The Council of the Cherokee Nation approved a resolution Monday encouraging museums, media outlets and other entities to identify living Cherokee artists by their specific tribal enrollment.
“Cherokee artisans preserve our culture and heritage through their amazing work across a variety of mediums. It is important that we make every effort to ensure art that is referred to as Native art truly is created by enrolled citizens of federally recognized tribes,” said Principal Chief Chuck Hoskin Jr. “I applaud this effort by the Council of the Cherokee Nation — and specifically by At-Large Councilor Julia Coates and Deputy Speaker of the Council Victoria Vazquez — to protect Cherokee artists.”
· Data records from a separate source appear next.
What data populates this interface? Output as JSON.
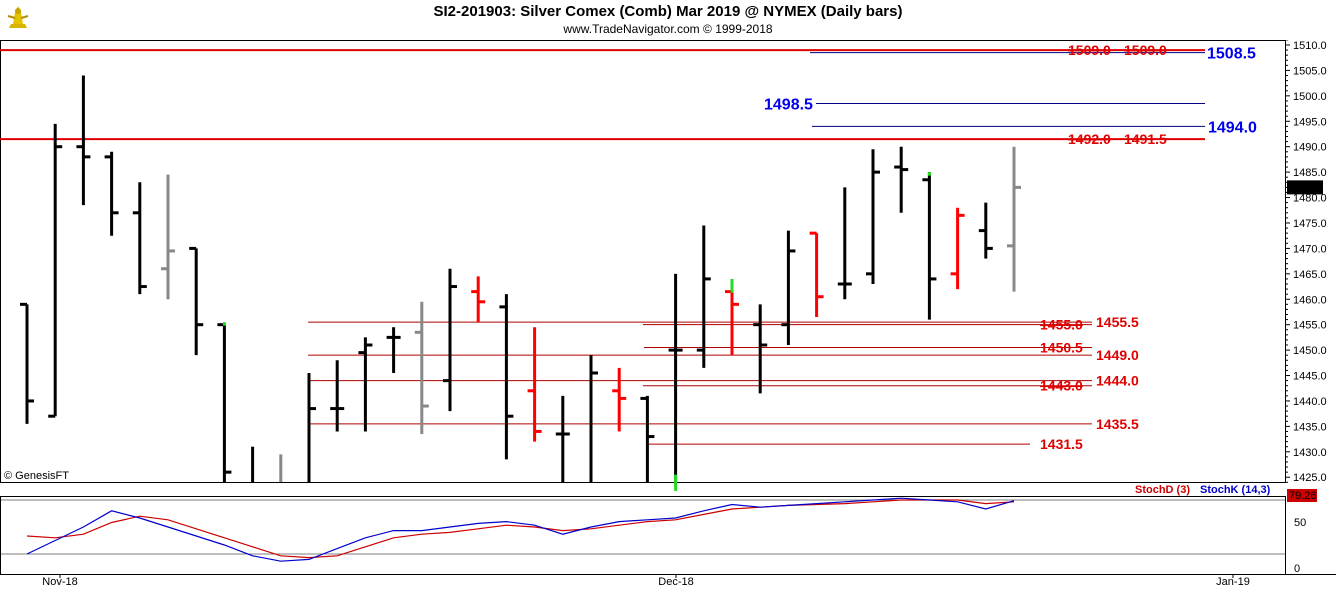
{
  "header": {
    "title": "SI2-201903:  Silver Comex (Comb) Mar 2019 @ NYMEX  (Daily bars)",
    "subtitle": "www.TradeNavigator.com © 1999-2018",
    "logo_icon": "trade-navigator-logo-icon"
  },
  "watermark": "© GenesisFT",
  "colors": {
    "red": "#e00000",
    "dark_red": "#b00000",
    "blue": "#0000ee",
    "navy": "#000080",
    "up_bar": "#000000",
    "gray_bar": "#888888",
    "red_bar": "#ff0000",
    "green_tick": "#22dd22",
    "stoch_d": "#cc0000",
    "stoch_k": "#0000cc"
  },
  "chart_data": {
    "type": "ohlc",
    "ylim": [
      1422.5,
      1512
    ],
    "y_ticks": [
      1425.0,
      1430.0,
      1435.0,
      1440.0,
      1445.0,
      1450.0,
      1455.0,
      1460.0,
      1465.0,
      1470.0,
      1475.0,
      1480.0,
      1485.0,
      1490.0,
      1495.0,
      1500.0,
      1505.0,
      1510.0
    ],
    "x_labels": [
      "Nov-18",
      "Dec-18",
      "Jan-19"
    ],
    "last_price_label": "1482.0",
    "bars": [
      {
        "o": 1459.0,
        "h": 1459.0,
        "l": 1435.5,
        "c": 1440.0,
        "color": "black"
      },
      {
        "o": 1437.0,
        "h": 1494.5,
        "l": 1437.0,
        "c": 1490.0,
        "color": "black"
      },
      {
        "o": 1490.0,
        "h": 1504.0,
        "l": 1478.5,
        "c": 1488.0,
        "color": "black"
      },
      {
        "o": 1488.0,
        "h": 1489.0,
        "l": 1472.5,
        "c": 1477.0,
        "color": "black"
      },
      {
        "o": 1477.0,
        "h": 1483.0,
        "l": 1461.0,
        "c": 1462.5,
        "color": "black"
      },
      {
        "o": 1466.0,
        "h": 1484.5,
        "l": 1460.0,
        "c": 1469.5,
        "color": "gray"
      },
      {
        "o": 1470.0,
        "h": 1470.0,
        "l": 1449.0,
        "c": 1455.0,
        "color": "black"
      },
      {
        "o": 1455.0,
        "h": 1455.0,
        "l": 1422.5,
        "c": 1426.0,
        "color": "black"
      },
      {
        "o": 1424.0,
        "h": 1431.0,
        "l": 1422.5,
        "c": 1424.0,
        "color": "black"
      },
      {
        "o": 1422.5,
        "h": 1429.5,
        "l": 1422.5,
        "c": 1422.5,
        "color": "gray"
      },
      {
        "o": 1422.5,
        "h": 1445.5,
        "l": 1422.5,
        "c": 1438.5,
        "color": "black"
      },
      {
        "o": 1438.5,
        "h": 1448.0,
        "l": 1434.0,
        "c": 1438.5,
        "color": "black"
      },
      {
        "o": 1449.5,
        "h": 1452.5,
        "l": 1434.0,
        "c": 1451.0,
        "color": "black"
      },
      {
        "o": 1452.5,
        "h": 1454.5,
        "l": 1445.5,
        "c": 1452.5,
        "color": "black"
      },
      {
        "o": 1453.5,
        "h": 1459.5,
        "l": 1433.5,
        "c": 1439.0,
        "color": "gray"
      },
      {
        "o": 1444.0,
        "h": 1466.0,
        "l": 1438.0,
        "c": 1462.5,
        "color": "black"
      },
      {
        "o": 1461.5,
        "h": 1464.5,
        "l": 1455.5,
        "c": 1459.5,
        "color": "red"
      },
      {
        "o": 1458.5,
        "h": 1461.0,
        "l": 1428.5,
        "c": 1437.0,
        "color": "black"
      },
      {
        "o": 1442.0,
        "h": 1454.5,
        "l": 1432.0,
        "c": 1434.0,
        "color": "red"
      },
      {
        "o": 1433.5,
        "h": 1441.0,
        "l": 1422.5,
        "c": 1433.5,
        "color": "black"
      },
      {
        "o": 1422.5,
        "h": 1449.0,
        "l": 1422.5,
        "c": 1445.5,
        "color": "black"
      },
      {
        "o": 1442.0,
        "h": 1446.5,
        "l": 1434.0,
        "c": 1440.5,
        "color": "red"
      },
      {
        "o": 1440.5,
        "h": 1441.0,
        "l": 1422.5,
        "c": 1433.0,
        "color": "black"
      },
      {
        "o": 1450.0,
        "h": 1465.0,
        "l": 1422.5,
        "c": 1450.0,
        "color": "black"
      },
      {
        "o": 1450.0,
        "h": 1474.5,
        "l": 1446.5,
        "c": 1464.0,
        "color": "black"
      },
      {
        "o": 1461.5,
        "h": 1462.0,
        "l": 1449.0,
        "c": 1459.0,
        "color": "red"
      },
      {
        "o": 1455.0,
        "h": 1459.0,
        "l": 1441.5,
        "c": 1451.0,
        "color": "black"
      },
      {
        "o": 1455.0,
        "h": 1473.5,
        "l": 1451.0,
        "c": 1469.5,
        "color": "black"
      },
      {
        "o": 1473.0,
        "h": 1473.0,
        "l": 1456.5,
        "c": 1460.5,
        "color": "red"
      },
      {
        "o": 1463.0,
        "h": 1482.0,
        "l": 1460.0,
        "c": 1463.0,
        "color": "black"
      },
      {
        "o": 1465.0,
        "h": 1489.5,
        "l": 1463.0,
        "c": 1485.0,
        "color": "black"
      },
      {
        "o": 1486.0,
        "h": 1490.0,
        "l": 1477.0,
        "c": 1485.5,
        "color": "black"
      },
      {
        "o": 1483.5,
        "h": 1485.0,
        "l": 1456.0,
        "c": 1464.0,
        "color": "black"
      },
      {
        "o": 1465.0,
        "h": 1478.0,
        "l": 1462.0,
        "c": 1476.5,
        "color": "red"
      },
      {
        "o": 1473.5,
        "h": 1479.0,
        "l": 1468.0,
        "c": 1470.0,
        "color": "black"
      },
      {
        "o": 1470.5,
        "h": 1490.0,
        "l": 1461.5,
        "c": 1482.0,
        "color": "gray"
      }
    ],
    "levels": [
      {
        "kind": "red-line",
        "value": 1509.0
      },
      {
        "kind": "red-line",
        "value": 1491.5
      },
      {
        "kind": "navy-line",
        "value": 1508.5
      },
      {
        "kind": "navy-line",
        "value": 1498.5
      },
      {
        "kind": "navy-line",
        "value": 1494.0
      },
      {
        "kind": "thin-red",
        "value": 1455.5
      },
      {
        "kind": "thin-red",
        "value": 1455.0
      },
      {
        "kind": "thin-red",
        "value": 1450.5
      },
      {
        "kind": "thin-red",
        "value": 1449.0
      },
      {
        "kind": "thin-red",
        "value": 1444.0
      },
      {
        "kind": "thin-red",
        "value": 1443.0
      },
      {
        "kind": "thin-red",
        "value": 1435.5
      },
      {
        "kind": "thin-red",
        "value": 1431.5
      }
    ],
    "labels": [
      {
        "text": "1509.0",
        "color": "strike-red"
      },
      {
        "text": "1509.0",
        "color": "strike-red"
      },
      {
        "text": "1508.5",
        "color": "blue"
      },
      {
        "text": "1498.5",
        "color": "blue"
      },
      {
        "text": "1494.0",
        "color": "blue"
      },
      {
        "text": "1492.0",
        "color": "strike-red"
      },
      {
        "text": "1491.5",
        "color": "red"
      },
      {
        "text": "1455.0",
        "color": "strike-red"
      },
      {
        "text": "1455.5",
        "color": "red"
      },
      {
        "text": "1450.5",
        "color": "red"
      },
      {
        "text": "1449.0",
        "color": "red"
      },
      {
        "text": "1443.0",
        "color": "strike-red"
      },
      {
        "text": "1444.0",
        "color": "red"
      },
      {
        "text": "1435.5",
        "color": "red"
      },
      {
        "text": "1431.5",
        "color": "red"
      }
    ],
    "stochastic": {
      "legend_d": "StochD (3)",
      "legend_k": "StochK (14,3)",
      "last_value_label": "79.26",
      "y_ticks": [
        "50",
        "0"
      ],
      "ylim": [
        0,
        100
      ],
      "stoch_k": [
        20,
        35,
        50,
        68,
        60,
        50,
        40,
        30,
        18,
        12,
        14,
        26,
        38,
        46,
        46,
        50,
        54,
        56,
        52,
        42,
        50,
        56,
        58,
        60,
        68,
        75,
        72,
        74,
        76,
        78,
        80,
        82,
        80,
        78,
        70,
        79.26
      ],
      "stoch_d": [
        40,
        38,
        42,
        55,
        62,
        58,
        48,
        38,
        28,
        18,
        16,
        18,
        28,
        38,
        42,
        44,
        48,
        52,
        50,
        46,
        48,
        52,
        56,
        58,
        64,
        70,
        72,
        74,
        75,
        76,
        78,
        80,
        80,
        80,
        76,
        78
      ]
    }
  }
}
The resolution requests a distinction be made between artists who are enrolled citizens of one of the three federally recognized Cherokee tribes, as well as those who claim affiliation with, but are not enrolled citizens of, a federally recognized tribe.
“This resolution constitutes a request from the Cherokee Nation Council and Executive Branch administration that encourages museums, galleries, art shows, and media to distinguish between those artists who are citizens of federally-recognized Cherokee governments and communities from those who may be self-identified but have no actual tribal affiliation,” Coates said. “As such, this request aligns with the intention of the federal Indian Arts and Crafts Act to assist the public in understanding which works are those of legitimate Cherokee artists.”
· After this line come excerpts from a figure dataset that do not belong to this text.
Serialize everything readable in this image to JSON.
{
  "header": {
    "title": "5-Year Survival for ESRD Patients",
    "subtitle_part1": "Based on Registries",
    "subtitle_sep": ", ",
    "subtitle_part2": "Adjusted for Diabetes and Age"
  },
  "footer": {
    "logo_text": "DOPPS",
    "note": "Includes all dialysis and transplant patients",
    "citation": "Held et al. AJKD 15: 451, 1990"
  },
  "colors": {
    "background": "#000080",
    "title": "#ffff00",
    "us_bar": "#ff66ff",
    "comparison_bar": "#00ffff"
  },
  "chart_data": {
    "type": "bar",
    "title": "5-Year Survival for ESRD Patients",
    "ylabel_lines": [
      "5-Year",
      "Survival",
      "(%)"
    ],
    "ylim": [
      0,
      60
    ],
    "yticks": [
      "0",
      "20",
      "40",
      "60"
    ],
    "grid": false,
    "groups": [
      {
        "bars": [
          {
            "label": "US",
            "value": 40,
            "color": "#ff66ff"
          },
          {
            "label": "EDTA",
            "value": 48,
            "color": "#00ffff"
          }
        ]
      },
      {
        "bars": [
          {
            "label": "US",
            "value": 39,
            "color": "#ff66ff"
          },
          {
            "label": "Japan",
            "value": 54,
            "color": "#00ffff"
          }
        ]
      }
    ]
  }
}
In other business, the Council also:
- Confirmed the reappointment of T. Luke Barteaux as a District Judge of the Cherokee Nation District Court.
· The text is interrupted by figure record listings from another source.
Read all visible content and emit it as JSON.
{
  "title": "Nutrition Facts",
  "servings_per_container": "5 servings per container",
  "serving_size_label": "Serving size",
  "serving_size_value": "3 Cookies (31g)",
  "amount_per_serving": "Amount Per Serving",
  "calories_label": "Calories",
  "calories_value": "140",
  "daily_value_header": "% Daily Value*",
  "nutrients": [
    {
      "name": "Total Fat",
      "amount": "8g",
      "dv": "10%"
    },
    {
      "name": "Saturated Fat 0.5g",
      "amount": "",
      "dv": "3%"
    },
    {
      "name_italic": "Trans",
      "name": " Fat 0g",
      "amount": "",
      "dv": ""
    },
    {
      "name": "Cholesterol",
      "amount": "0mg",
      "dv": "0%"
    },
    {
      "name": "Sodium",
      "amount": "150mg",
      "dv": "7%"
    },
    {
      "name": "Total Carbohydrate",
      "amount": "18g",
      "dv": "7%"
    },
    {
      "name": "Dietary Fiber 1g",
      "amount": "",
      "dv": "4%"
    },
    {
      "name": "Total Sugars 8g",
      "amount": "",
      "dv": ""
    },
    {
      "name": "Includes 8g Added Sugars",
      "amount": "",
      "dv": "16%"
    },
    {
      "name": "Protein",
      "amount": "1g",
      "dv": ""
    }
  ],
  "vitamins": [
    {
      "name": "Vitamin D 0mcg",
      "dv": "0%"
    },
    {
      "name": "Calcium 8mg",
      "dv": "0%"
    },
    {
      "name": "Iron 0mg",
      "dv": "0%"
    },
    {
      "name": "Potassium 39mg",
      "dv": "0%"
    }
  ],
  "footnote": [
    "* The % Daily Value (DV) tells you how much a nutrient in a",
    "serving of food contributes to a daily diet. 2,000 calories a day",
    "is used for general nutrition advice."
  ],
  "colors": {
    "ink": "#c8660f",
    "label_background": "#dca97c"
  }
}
- Confirmed the reappointment of Fan Robinson as a Commissioner of the Cherokee Nation Tax Commission.
- Confirmed the reappointment of Gary Dan Davis as a board member of the Cherokee Nation Foundation.
- Confirmed the reappointment of Edward H. Fite III as a commissioner of the Cherokee Nation Environmental Protection Commission.
- Confirmed the reappointment of Shaun Shepard as a board member of Cherokee Nation Businesses.
- Authorized the donation of surplus items to Stilwell Public Schools and Adair County Schools.
The next meeting of the Council of the Cherokee Nation is scheduled for Monday, March 14 at 5 p.m.
About Cherokee Nation
The Cherokee Nation is the federally recognized government of the Cherokee people and has inherent sovereign status recognized by treaty and law. The seat of tribal government is the W.W. Keeler Complex near Tahlequah, Oklahoma, the capital of the Cherokee Nation. With more than 400,000 citizens, 11,000 employees and a variety of tribal enterprises ranging from aerospace and defense contracts to entertainment venues, Cherokee Nation is one of the largest employers in northeastern Oklahoma and is the largest tribal nation in the United States.